The House bill, jointly authored by Reps. James Sensenbrenner and Peter King, looks set to pass in a vote by week’s end. It will then stand alone as the sole immigration law reform proposal passed by an arm of the 109th Congress.
This is not in itself a bad thing because an approved bill tends to be more exposed to the questioning eyes of the American public.
Congressman King, in an interview with this paper, sought to soothe Irish concerns this week as he acknowledged that House action would not be the final word in the matter.
His bill, he said, was of necessity concerned solely with border security and enforcement of immigration law.

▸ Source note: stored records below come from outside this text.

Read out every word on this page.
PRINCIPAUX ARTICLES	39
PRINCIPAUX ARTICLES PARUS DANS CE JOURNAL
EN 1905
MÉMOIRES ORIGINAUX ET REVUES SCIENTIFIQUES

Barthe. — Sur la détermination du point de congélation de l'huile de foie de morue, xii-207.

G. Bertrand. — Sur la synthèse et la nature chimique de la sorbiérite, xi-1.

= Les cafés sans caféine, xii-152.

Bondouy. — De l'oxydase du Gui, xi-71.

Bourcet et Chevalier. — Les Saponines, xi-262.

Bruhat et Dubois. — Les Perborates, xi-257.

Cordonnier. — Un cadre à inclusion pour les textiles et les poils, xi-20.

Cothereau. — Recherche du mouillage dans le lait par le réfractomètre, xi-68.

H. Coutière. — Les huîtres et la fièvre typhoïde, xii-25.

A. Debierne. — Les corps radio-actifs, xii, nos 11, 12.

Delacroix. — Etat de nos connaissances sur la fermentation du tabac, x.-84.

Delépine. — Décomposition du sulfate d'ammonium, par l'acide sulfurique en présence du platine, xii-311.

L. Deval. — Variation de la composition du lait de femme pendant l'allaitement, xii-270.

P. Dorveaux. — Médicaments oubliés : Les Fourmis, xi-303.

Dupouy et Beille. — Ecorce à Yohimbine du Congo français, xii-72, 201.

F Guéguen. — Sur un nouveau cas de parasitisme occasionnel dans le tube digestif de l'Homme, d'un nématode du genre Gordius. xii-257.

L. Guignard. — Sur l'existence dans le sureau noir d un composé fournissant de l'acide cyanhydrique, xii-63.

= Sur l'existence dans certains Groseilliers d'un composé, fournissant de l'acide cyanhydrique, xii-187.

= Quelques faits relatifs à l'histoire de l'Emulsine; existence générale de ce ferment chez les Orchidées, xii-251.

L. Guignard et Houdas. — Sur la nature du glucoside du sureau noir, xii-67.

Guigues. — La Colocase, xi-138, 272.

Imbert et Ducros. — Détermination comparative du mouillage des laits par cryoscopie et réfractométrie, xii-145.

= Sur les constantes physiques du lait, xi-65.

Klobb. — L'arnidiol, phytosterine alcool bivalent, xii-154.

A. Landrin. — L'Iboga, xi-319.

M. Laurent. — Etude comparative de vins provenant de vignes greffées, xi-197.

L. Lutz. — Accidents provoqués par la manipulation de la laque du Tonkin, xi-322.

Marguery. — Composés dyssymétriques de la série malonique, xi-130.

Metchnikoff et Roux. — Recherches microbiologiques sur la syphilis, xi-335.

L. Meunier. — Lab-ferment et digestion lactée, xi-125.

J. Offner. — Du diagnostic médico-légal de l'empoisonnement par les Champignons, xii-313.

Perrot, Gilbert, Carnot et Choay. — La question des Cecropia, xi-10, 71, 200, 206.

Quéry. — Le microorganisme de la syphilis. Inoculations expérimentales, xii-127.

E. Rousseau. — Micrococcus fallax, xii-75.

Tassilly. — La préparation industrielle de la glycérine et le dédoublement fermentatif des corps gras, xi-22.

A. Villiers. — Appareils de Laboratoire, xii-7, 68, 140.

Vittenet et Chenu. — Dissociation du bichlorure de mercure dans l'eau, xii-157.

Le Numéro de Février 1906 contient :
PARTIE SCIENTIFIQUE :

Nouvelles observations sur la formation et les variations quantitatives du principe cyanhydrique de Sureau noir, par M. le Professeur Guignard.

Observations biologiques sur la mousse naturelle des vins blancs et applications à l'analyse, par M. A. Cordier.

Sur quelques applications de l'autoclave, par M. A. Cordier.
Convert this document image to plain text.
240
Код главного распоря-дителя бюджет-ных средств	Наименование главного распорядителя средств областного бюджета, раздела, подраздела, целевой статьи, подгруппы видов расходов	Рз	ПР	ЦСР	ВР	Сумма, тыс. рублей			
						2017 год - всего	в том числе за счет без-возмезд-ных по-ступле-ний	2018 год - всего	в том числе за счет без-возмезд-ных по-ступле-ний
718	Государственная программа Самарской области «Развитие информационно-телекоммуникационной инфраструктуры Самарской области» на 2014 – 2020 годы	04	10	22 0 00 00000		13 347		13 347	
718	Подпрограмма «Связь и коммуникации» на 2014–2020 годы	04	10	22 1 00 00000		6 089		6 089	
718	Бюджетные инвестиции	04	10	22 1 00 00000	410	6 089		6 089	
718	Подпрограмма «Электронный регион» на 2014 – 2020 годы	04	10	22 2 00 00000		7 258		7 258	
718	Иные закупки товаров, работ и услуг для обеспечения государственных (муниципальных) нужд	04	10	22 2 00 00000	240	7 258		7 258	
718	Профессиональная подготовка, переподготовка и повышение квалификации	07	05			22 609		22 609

He indicated that he was not hostile to immigrants or immigration and was prepared to consider guest worker visas and even the “earned legalization” plan contained in the McCain/Kennedy Senate bill.
This is reassuring, at least to a degree.
But there are other legislators in Congress who are not so prepared to strike a balance between security and the need for a sane and sensible solution to the immigration problems the U.S. presently faces.
Working a comprehensive deal will require imagination and a fair deal of political savvy.
King lacks neither. He has been a friend to the Irish over many years. We need that friendship and goodwill anew in the jittery weeks ahead.